5. June
JUNE
The Room Where It Happens - Hamilton
A yawn cracks my jaw so wide that tears gather at the corners of my eyes. Thank you, waterproof mascara. My eyes water further when I head out of the dining hall after breakfast and morning sunlight hits me square in the face. It’s not particularly early, but I had a terrible night’s sleep.
The ibuprofen I dry-swallowed better work, because my dorm mattress is no better than a slip of paper. Or maybe it’s that thirty’s fast approaching. My old ass is gonna need memory foam soon.
And the campers stayed up yapping past curfew. At least I’m not scheduled for dorm duties until week three, but it’s absolutely gonna suck. Even once everyone quieted, and I got used to practically tasting the wooden slats beneath the mattress, my mind couldn’t stop turning over Shaker’s.
Nick Harper .
Jesus, that man came out of left field. Sexy left field.
I press a hand to my sternum as it turns hot and tight. Probably from the dining hall coffee. They must pull the filters out of the garbage to make that sludge, and I’m not a teenager anymore, sucking back a Diet Coke at 8:00 a.m.
Not an auspicious start to my first day. But I turn away from the main courtyard, and at least the sun slants differently, hitting the red brick walkway and turning it a fiery red and gold.
Devanney Performing Arts Center, or DPAC, was brand new when I was a camper, but the building’s showing its age now.
Same, girl .
Water stains drip down the outside despite obvious and vigorous pressure washing.
I pull open the doors, but the new building smell I remember has dissipated.
When I walked in for my first morning announcements as a camper, inhaling the scent of sawdust and fresh plastic, it energized me.
Like I was exactly where I was meant to be.
Now, the auditorium buzzes with low chatter from campers and counselors. My eyes find Nick leaning against the apron of the stage, conversing with a faculty member I don’t recognize.
He runs a hand through his dark waves, and my cheeks heat.
I can’t believe he thought I wouldn’t remember him.
I wasn’t that big of a bitch in high school.
Right? Our graduating class had about 200 students, and the circle of nerdy creatives was even smaller.
I’d always said hi to Nick, but he was quiet.
Honestly, I figured he didn’t like me.

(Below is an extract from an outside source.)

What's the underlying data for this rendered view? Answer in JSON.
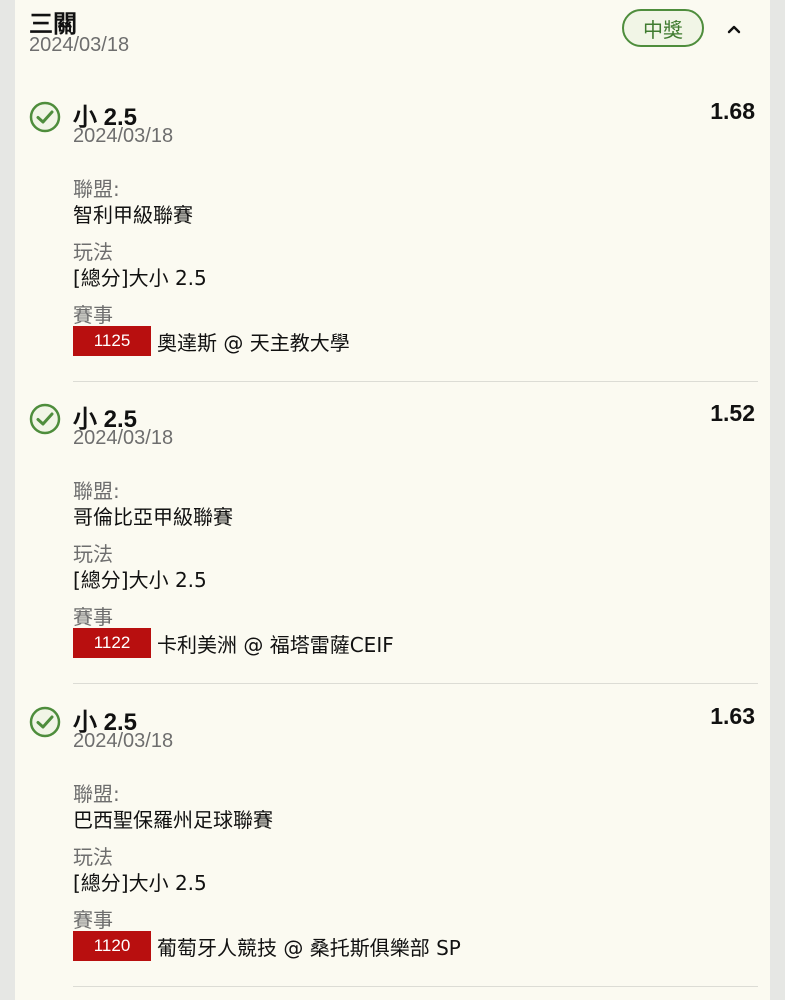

He barely ever said three words to me back then, and he slipped away whenever I was around.
The auditorium doors clank behind me, indicating someone else is arriving.
I need to move; I can’t stand back here for morning announcements.
Music track kids sit up front—on the left and right sides of the house—voice students behind them.
DPAC is their domain, where they practice and perform their concerts.
They would’ve sat front and center, but the theatre kids claimed that spot already.
Music track outnumbers theatre, but theatre kids are louder.
I drag my feet as I pass dance track campers.
They sit in the center of the middle section, quiet, keeping to themselves—it’s an insular track.
Up front, counselors lean on the edge of the stage, sipping from their giant tumblers, hydrating after their antics last night.
I forgot how everyone carries massive water bottles around all day.
It’s just me and my everything’s got a snooty name.
“Never in the history of ever has someone relaxed after being told to do so.” I stomp down the path, doing my best to ignore Shaw, who catches up to me easily.